L’actuel mouvement indépendantiste, qui a plus de quarante ans, a été marqué par deux décisions importantes. La première est la création du Parti Québécois (PQ) en 1968 par les membres du Mouvement souveraineté association (MSA) et ceux du Ralliement national, parti auquel se sont greffés des membres du Rassemblement pour l’indépendance nationale (RIN).
La deuxième est le virage péquiste de 1974 en faveur d’une démarche étapiste consistant à présenter un programme provincial réformiste suivi d’un référendum en fin de mandat portant sur la souveraineté du Québec. Avec ce virage, l’élection à majorité simple dite référendaire, inscrite aux programmes du RIN et du PQ jusqu’en 1974, est mise de côté.
Ce virage réalisé, les souverainistes qui s’activent dans la foulée de Lévesque prennent le contrôle. Ils neutralisent les indépendantistes en provenance du RIN, dont plusieurs se rallient pour des raisons liées aux réformes envisagées, et obligent les indépendantistes issus du RN à se ranger.
Élu en 1976, le gouvernement du PQ définit une démarche pour la tenue d’un référendum. Il néglige cependant l’essentiel, qui consiste en une entente préalable sur les règles à suivre avec les autorités canadiennes. Or, sans une telle entente, tout peuple qui veut s’affranchir par référendum est vulnérable.
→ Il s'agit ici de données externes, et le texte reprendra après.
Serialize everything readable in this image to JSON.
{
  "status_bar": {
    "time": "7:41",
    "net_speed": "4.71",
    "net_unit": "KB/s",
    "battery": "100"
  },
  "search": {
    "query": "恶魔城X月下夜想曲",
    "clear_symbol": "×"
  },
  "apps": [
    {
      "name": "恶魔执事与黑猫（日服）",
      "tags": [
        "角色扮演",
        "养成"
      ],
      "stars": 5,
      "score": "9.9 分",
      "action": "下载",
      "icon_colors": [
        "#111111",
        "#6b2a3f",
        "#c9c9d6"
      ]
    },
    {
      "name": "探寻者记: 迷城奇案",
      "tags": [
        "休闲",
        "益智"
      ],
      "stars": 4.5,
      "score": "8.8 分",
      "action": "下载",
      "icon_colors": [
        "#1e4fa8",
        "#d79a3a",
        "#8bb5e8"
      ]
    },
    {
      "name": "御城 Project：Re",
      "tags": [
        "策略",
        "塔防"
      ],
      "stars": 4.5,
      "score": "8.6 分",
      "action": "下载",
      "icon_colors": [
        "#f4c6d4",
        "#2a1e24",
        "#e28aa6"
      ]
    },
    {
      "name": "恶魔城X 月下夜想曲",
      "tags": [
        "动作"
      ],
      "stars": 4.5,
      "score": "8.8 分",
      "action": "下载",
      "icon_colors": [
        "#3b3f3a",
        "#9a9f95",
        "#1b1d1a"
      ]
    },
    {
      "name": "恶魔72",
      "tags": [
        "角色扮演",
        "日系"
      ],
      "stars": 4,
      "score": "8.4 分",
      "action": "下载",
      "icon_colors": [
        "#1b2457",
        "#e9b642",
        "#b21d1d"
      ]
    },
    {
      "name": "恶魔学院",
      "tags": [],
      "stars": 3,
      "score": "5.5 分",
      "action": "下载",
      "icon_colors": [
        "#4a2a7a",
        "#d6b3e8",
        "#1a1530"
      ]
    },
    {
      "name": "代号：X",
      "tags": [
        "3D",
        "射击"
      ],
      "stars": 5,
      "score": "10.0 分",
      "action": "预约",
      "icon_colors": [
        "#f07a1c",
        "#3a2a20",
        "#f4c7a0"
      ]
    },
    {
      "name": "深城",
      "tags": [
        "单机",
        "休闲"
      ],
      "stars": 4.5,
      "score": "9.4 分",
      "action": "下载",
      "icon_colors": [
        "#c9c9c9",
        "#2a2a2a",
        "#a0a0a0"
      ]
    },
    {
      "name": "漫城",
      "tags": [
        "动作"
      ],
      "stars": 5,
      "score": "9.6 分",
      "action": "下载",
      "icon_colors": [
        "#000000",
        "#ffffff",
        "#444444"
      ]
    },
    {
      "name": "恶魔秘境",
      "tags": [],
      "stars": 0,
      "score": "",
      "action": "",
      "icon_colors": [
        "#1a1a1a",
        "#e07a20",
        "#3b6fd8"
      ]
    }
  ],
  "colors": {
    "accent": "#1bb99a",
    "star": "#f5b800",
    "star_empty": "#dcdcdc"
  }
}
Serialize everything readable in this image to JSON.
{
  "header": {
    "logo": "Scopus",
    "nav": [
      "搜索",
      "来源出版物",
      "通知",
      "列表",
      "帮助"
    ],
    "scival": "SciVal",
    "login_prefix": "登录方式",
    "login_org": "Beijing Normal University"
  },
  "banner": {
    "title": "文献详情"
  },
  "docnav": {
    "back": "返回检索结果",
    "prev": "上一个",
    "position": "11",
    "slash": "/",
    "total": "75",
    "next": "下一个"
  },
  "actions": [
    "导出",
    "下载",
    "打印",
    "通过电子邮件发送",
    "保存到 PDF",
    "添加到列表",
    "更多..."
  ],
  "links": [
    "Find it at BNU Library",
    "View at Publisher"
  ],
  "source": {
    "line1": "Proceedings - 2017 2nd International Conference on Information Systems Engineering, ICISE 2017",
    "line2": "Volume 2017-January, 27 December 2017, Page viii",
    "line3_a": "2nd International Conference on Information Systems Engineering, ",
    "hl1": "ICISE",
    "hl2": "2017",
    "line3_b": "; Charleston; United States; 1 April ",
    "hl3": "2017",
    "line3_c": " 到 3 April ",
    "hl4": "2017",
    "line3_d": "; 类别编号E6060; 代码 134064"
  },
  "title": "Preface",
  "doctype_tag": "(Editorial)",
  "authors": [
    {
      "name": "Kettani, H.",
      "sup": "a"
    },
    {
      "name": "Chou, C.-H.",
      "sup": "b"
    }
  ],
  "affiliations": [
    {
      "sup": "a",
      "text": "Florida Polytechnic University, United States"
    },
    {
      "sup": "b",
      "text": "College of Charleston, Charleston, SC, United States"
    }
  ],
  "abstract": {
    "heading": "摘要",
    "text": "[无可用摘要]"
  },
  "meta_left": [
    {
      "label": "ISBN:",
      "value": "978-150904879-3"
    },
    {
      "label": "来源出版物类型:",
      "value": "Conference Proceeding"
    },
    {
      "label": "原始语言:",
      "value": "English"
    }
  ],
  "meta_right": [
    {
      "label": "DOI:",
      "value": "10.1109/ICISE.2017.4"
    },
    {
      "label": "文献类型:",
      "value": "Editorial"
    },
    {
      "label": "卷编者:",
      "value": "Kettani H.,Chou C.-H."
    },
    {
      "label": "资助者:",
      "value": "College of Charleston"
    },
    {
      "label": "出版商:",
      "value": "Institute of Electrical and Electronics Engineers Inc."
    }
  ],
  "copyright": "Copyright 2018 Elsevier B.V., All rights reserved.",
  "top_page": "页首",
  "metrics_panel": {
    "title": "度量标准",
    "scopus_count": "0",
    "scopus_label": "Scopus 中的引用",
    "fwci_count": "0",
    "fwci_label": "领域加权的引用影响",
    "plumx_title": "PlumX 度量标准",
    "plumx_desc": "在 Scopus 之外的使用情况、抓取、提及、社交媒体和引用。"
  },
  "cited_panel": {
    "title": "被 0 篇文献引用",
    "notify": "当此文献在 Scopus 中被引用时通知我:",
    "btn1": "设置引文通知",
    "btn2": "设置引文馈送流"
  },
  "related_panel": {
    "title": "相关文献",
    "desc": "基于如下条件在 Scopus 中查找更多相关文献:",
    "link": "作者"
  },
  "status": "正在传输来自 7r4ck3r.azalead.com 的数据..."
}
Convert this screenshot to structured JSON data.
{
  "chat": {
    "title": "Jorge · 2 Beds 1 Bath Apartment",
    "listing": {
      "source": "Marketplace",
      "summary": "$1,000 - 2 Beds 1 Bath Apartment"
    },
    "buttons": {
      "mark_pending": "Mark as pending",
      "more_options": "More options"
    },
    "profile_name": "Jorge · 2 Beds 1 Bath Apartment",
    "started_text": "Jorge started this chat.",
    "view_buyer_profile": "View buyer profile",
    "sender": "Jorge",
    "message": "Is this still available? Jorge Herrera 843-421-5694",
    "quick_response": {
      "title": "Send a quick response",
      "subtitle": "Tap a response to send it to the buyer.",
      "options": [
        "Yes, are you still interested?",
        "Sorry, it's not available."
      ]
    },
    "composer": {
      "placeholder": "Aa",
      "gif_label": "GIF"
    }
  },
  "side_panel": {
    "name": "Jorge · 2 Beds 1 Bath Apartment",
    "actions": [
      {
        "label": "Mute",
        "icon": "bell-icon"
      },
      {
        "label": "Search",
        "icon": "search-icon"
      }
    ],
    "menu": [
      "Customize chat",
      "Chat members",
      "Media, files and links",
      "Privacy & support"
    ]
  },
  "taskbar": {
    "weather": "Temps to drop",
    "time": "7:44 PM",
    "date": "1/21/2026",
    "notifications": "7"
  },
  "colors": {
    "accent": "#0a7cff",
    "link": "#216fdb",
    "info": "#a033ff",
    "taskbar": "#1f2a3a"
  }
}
À deux occasions, ce fut le cas sans que le peuple québécois se soit prononcé sur l’indépendance. En 1980, il est question de négocier une souveraineté-association, qui est un réaménagement du Canada, que le peuple québécois doit ratifier. En 1995, le mandat recherché est un partenariat avec le Canada dont l’entente sera ratifiée par les parlementaires, à défaut de laquelle ces derniers peuvent unilatéralement créer l’État indépendant du Québec.
De cela, il ressort que le mouvement indépendantiste a été endigué au sein du PQ à la faveur d’objectifs autres, une association ou un partenariat, et que ce parti a recherché l’appui des indépendantistes pour prendre le pouvoir provincial et faire des réformes.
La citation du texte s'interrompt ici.